Algebraically, these flaws can be depicted as a mismatch between the variables alpha and omega. A change in alpha (the data) should be accompanied by an equivalent change in omega (the visualization). If that’s not the case, then more work is needed to create an optimal visualization.

What may sound like common sense is a paradigm shift for the field of visualization, which has historically operated on subjective opinions of the “best” practices instead of mathematically-based rules. Visualization software or online tools will often present users with pre-determined color schemes and templates, without much explanation about why they were chosen or under what conditions they are best used.

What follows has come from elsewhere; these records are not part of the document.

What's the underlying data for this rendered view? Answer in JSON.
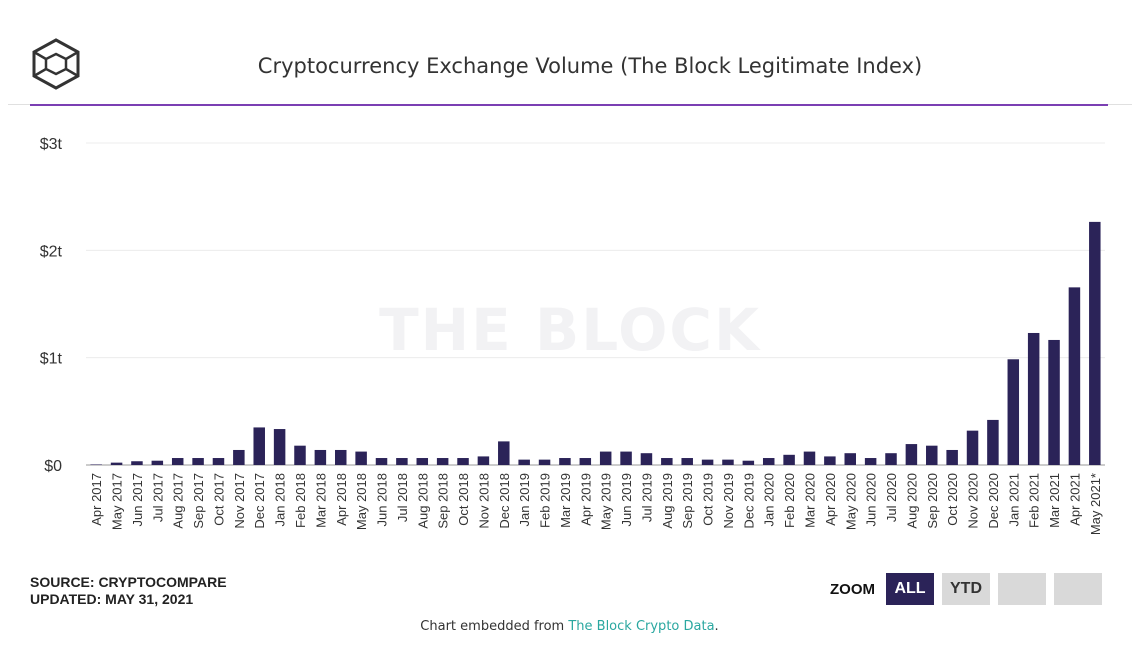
{
  "header": {
    "title": "Cryptocurrency Exchange Volume (The Block Legitimate Index)",
    "logo_icon": "the-block-cube-logo",
    "accent_color": "#7b3fb3"
  },
  "watermark": "THE BLOCK",
  "source": {
    "line1": "SOURCE: CRYPTOCOMPARE",
    "line2": "UPDATED: MAY 31, 2021"
  },
  "zoom": {
    "label": "ZOOM",
    "buttons": [
      {
        "label": "ALL",
        "active": true
      },
      {
        "label": "YTD",
        "active": false
      },
      {
        "label": "",
        "active": false
      },
      {
        "label": "",
        "active": false
      }
    ]
  },
  "footer": {
    "prefix": "Chart embedded from ",
    "link": "The Block Crypto Data",
    "suffix": "."
  },
  "chart_data": {
    "type": "bar",
    "title": "Cryptocurrency Exchange Volume (The Block Legitimate Index)",
    "xlabel": "",
    "ylabel": "",
    "ylim": [
      0,
      3
    ],
    "y_ticks": [
      {
        "value": 0,
        "label": "$0"
      },
      {
        "value": 1,
        "label": "$1t"
      },
      {
        "value": 2,
        "label": "$2t"
      },
      {
        "value": 3,
        "label": "$3t"
      }
    ],
    "grid": true,
    "bar_color": "#2b2358",
    "categories": [
      "Apr 2017",
      "May 2017",
      "Jun 2017",
      "Jul 2017",
      "Aug 2017",
      "Sep 2017",
      "Oct 2017",
      "Nov 2017",
      "Dec 2017",
      "Jan 2018",
      "Feb 2018",
      "Mar 2018",
      "Apr 2018",
      "May 2018",
      "Jun 2018",
      "Jul 2018",
      "Aug 2018",
      "Sep 2018",
      "Oct 2018",
      "Nov 2018",
      "Dec 2018",
      "Jan 2019",
      "Feb 2019",
      "Mar 2019",
      "Apr 2019",
      "May 2019",
      "Jun 2019",
      "Jul 2019",
      "Aug 2019",
      "Sep 2019",
      "Oct 2019",
      "Nov 2019",
      "Dec 2019",
      "Jan 2020",
      "Feb 2020",
      "Mar 2020",
      "Apr 2020",
      "May 2020",
      "Jun 2020",
      "Jul 2020",
      "Aug 2020",
      "Sep 2020",
      "Oct 2020",
      "Nov 2020",
      "Dec 2020",
      "Jan 2021",
      "Feb 2021",
      "Mar 2021",
      "Apr 2021",
      "May 2021*"
    ],
    "values": [
      0.005,
      0.022,
      0.035,
      0.04,
      0.065,
      0.065,
      0.065,
      0.14,
      0.35,
      0.335,
      0.18,
      0.14,
      0.14,
      0.125,
      0.065,
      0.065,
      0.065,
      0.065,
      0.065,
      0.08,
      0.22,
      0.05,
      0.05,
      0.065,
      0.065,
      0.125,
      0.125,
      0.11,
      0.065,
      0.065,
      0.05,
      0.05,
      0.04,
      0.065,
      0.095,
      0.125,
      0.08,
      0.11,
      0.065,
      0.11,
      0.195,
      0.18,
      0.14,
      0.32,
      0.42,
      0.985,
      1.23,
      1.165,
      1.655,
      2.265
    ]
  }
}
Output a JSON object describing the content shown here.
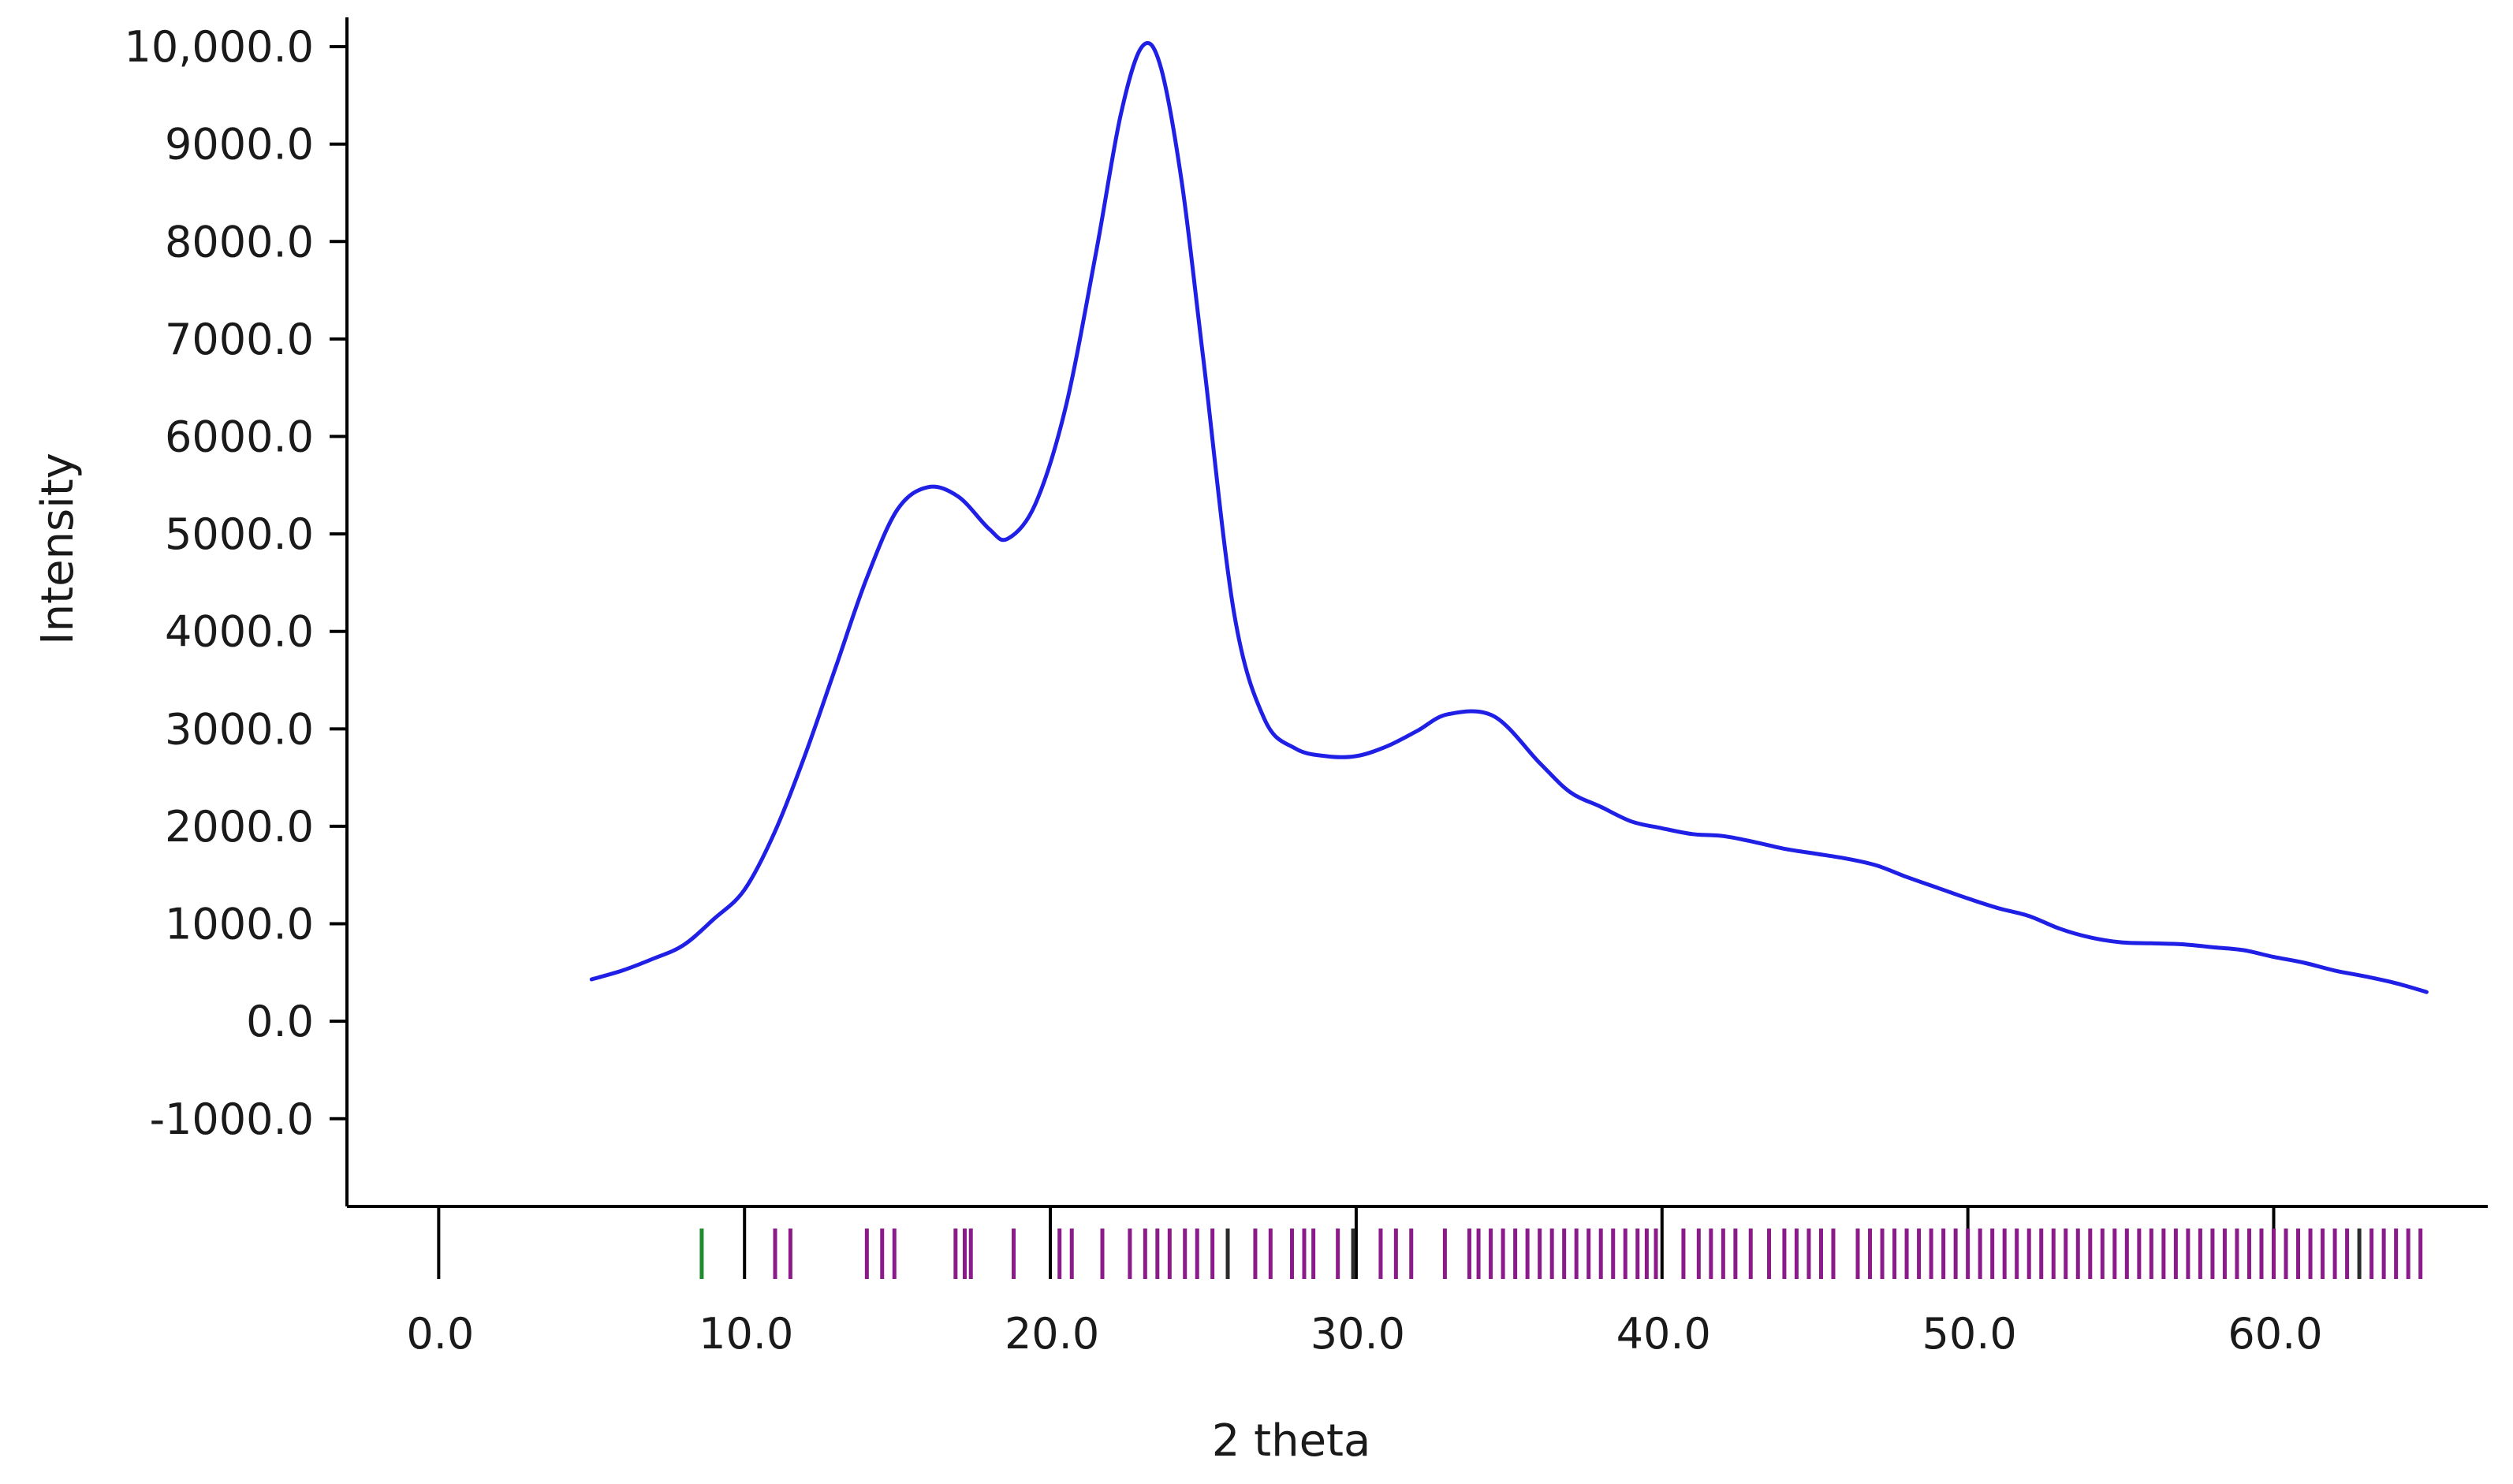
{
  "chart_data": {
    "type": "line",
    "title": "",
    "xlabel": "2 theta",
    "ylabel": "Intensity",
    "xlim": [
      -3,
      67
    ],
    "ylim": [
      -1900,
      10300
    ],
    "x_ticks": [
      0,
      10,
      20,
      30,
      40,
      50,
      60
    ],
    "x_tick_labels": [
      "0.0",
      "10.0",
      "20.0",
      "30.0",
      "40.0",
      "50.0",
      "60.0"
    ],
    "y_ticks": [
      10000,
      9000,
      8000,
      7000,
      6000,
      5000,
      4000,
      3000,
      2000,
      1000,
      0,
      -1000
    ],
    "y_tick_labels": [
      "10,000.0",
      "9000.0",
      "8000.0",
      "7000.0",
      "6000.0",
      "5000.0",
      "4000.0",
      "3000.0",
      "2000.0",
      "1000.0",
      "0.0",
      "-1000.0"
    ],
    "grid": false,
    "colors": {
      "line": "#1f1fe6",
      "reflection_primary": "#8b1a8b",
      "reflection_green": "#1e8c2e",
      "reflection_dark": "#2b2b2b",
      "axis": "#000000"
    },
    "series": [
      {
        "x": [
          5,
          6,
          7,
          8,
          9,
          10,
          11,
          12,
          13,
          14,
          15,
          16,
          17,
          18,
          18.6,
          19.5,
          20.5,
          21.5,
          22.3,
          23,
          23.6,
          24.3,
          25,
          26,
          27,
          28,
          29,
          30,
          31,
          32,
          33,
          34.5,
          36,
          37,
          38,
          39,
          40,
          41,
          42,
          43,
          44,
          45,
          46,
          47,
          48,
          49,
          50,
          51,
          52,
          53,
          54,
          55,
          56,
          57,
          58,
          59,
          60,
          61,
          62,
          63,
          64,
          65
        ],
        "values": [
          430,
          520,
          640,
          780,
          1050,
          1350,
          1950,
          2750,
          3650,
          4550,
          5250,
          5480,
          5380,
          5050,
          4950,
          5300,
          6300,
          7900,
          9300,
          10000,
          9800,
          8600,
          6800,
          4200,
          3100,
          2800,
          2720,
          2720,
          2820,
          2980,
          3150,
          3130,
          2650,
          2350,
          2200,
          2050,
          1980,
          1920,
          1900,
          1840,
          1770,
          1720,
          1670,
          1600,
          1480,
          1370,
          1260,
          1160,
          1080,
          950,
          860,
          810,
          800,
          790,
          760,
          730,
          660,
          600,
          520,
          460,
          390,
          300
        ]
      }
    ],
    "reflections": [
      {
        "x": 8.6,
        "color": "green"
      },
      {
        "x": 11.0
      },
      {
        "x": 11.5
      },
      {
        "x": 14.0
      },
      {
        "x": 14.5
      },
      {
        "x": 14.9
      },
      {
        "x": 16.9
      },
      {
        "x": 17.2
      },
      {
        "x": 17.4
      },
      {
        "x": 18.8
      },
      {
        "x": 20.3
      },
      {
        "x": 20.7
      },
      {
        "x": 21.7
      },
      {
        "x": 22.6
      },
      {
        "x": 23.1
      },
      {
        "x": 23.5
      },
      {
        "x": 23.9
      },
      {
        "x": 24.4
      },
      {
        "x": 24.8
      },
      {
        "x": 25.3
      },
      {
        "x": 25.8,
        "color": "dark"
      },
      {
        "x": 26.7
      },
      {
        "x": 27.2
      },
      {
        "x": 27.9
      },
      {
        "x": 28.3
      },
      {
        "x": 28.6
      },
      {
        "x": 29.4
      },
      {
        "x": 29.9,
        "color": "dark"
      },
      {
        "x": 30.8
      },
      {
        "x": 31.3
      },
      {
        "x": 31.8
      },
      {
        "x": 32.9
      },
      {
        "x": 33.7
      },
      {
        "x": 34.0
      },
      {
        "x": 34.4
      },
      {
        "x": 34.8
      },
      {
        "x": 35.2
      },
      {
        "x": 35.6
      },
      {
        "x": 36.0
      },
      {
        "x": 36.4
      },
      {
        "x": 36.8
      },
      {
        "x": 37.2
      },
      {
        "x": 37.6
      },
      {
        "x": 38.0
      },
      {
        "x": 38.4
      },
      {
        "x": 38.8
      },
      {
        "x": 39.2
      },
      {
        "x": 39.5
      },
      {
        "x": 39.8
      },
      {
        "x": 40.7
      },
      {
        "x": 41.2
      },
      {
        "x": 41.6
      },
      {
        "x": 42.0
      },
      {
        "x": 42.4
      },
      {
        "x": 42.9
      },
      {
        "x": 43.5
      },
      {
        "x": 44.0
      },
      {
        "x": 44.4
      },
      {
        "x": 44.8
      },
      {
        "x": 45.2
      },
      {
        "x": 45.6
      },
      {
        "x": 46.4
      },
      {
        "x": 46.8
      },
      {
        "x": 47.2
      },
      {
        "x": 47.6
      },
      {
        "x": 48.0
      },
      {
        "x": 48.4
      },
      {
        "x": 48.8
      },
      {
        "x": 49.2
      },
      {
        "x": 49.6
      },
      {
        "x": 50.0
      },
      {
        "x": 50.4
      },
      {
        "x": 50.8
      },
      {
        "x": 51.2
      },
      {
        "x": 51.6
      },
      {
        "x": 52.0
      },
      {
        "x": 52.4
      },
      {
        "x": 52.8
      },
      {
        "x": 53.2
      },
      {
        "x": 53.6
      },
      {
        "x": 54.0
      },
      {
        "x": 54.4
      },
      {
        "x": 54.8
      },
      {
        "x": 55.2
      },
      {
        "x": 55.6
      },
      {
        "x": 56.0
      },
      {
        "x": 56.4
      },
      {
        "x": 56.8
      },
      {
        "x": 57.2
      },
      {
        "x": 57.6
      },
      {
        "x": 58.0
      },
      {
        "x": 58.4
      },
      {
        "x": 58.8
      },
      {
        "x": 59.2
      },
      {
        "x": 59.6
      },
      {
        "x": 60.0
      },
      {
        "x": 60.4
      },
      {
        "x": 60.8
      },
      {
        "x": 61.2
      },
      {
        "x": 61.6
      },
      {
        "x": 62.0
      },
      {
        "x": 62.4
      },
      {
        "x": 62.8,
        "color": "dark"
      },
      {
        "x": 63.2
      },
      {
        "x": 63.6
      },
      {
        "x": 64.0
      },
      {
        "x": 64.4
      },
      {
        "x": 64.8
      }
    ]
  }
}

As a result, many people go with what designs look best, without considering the potential for confusers and jumblers to create inaccurate or misleading visualizations.

At the moment, algebraic visualization is just a theory, a new perspective and framework for the field and a guiding principle for further research on human perception and the accurate communication of information. But some previous attempts to create theories of visualization have eventually resulted in software, such as Tableau, or programming libraries, such as ggplot2, that translate a philosophy of graphic design into a user-friendly tool for visualizing data. Kindlmann said that any such applications of his work with Scheidegger are in the distant future, but that new, mathematically-based visualization tools will be increasingly important as researchers work with larger and more complex sets of data.

“We need visualizations not just for more data, but for more kinds of data,” Kindlmann said. “We need to create new kinds of visualizations and new tools to make them quickly and easily.”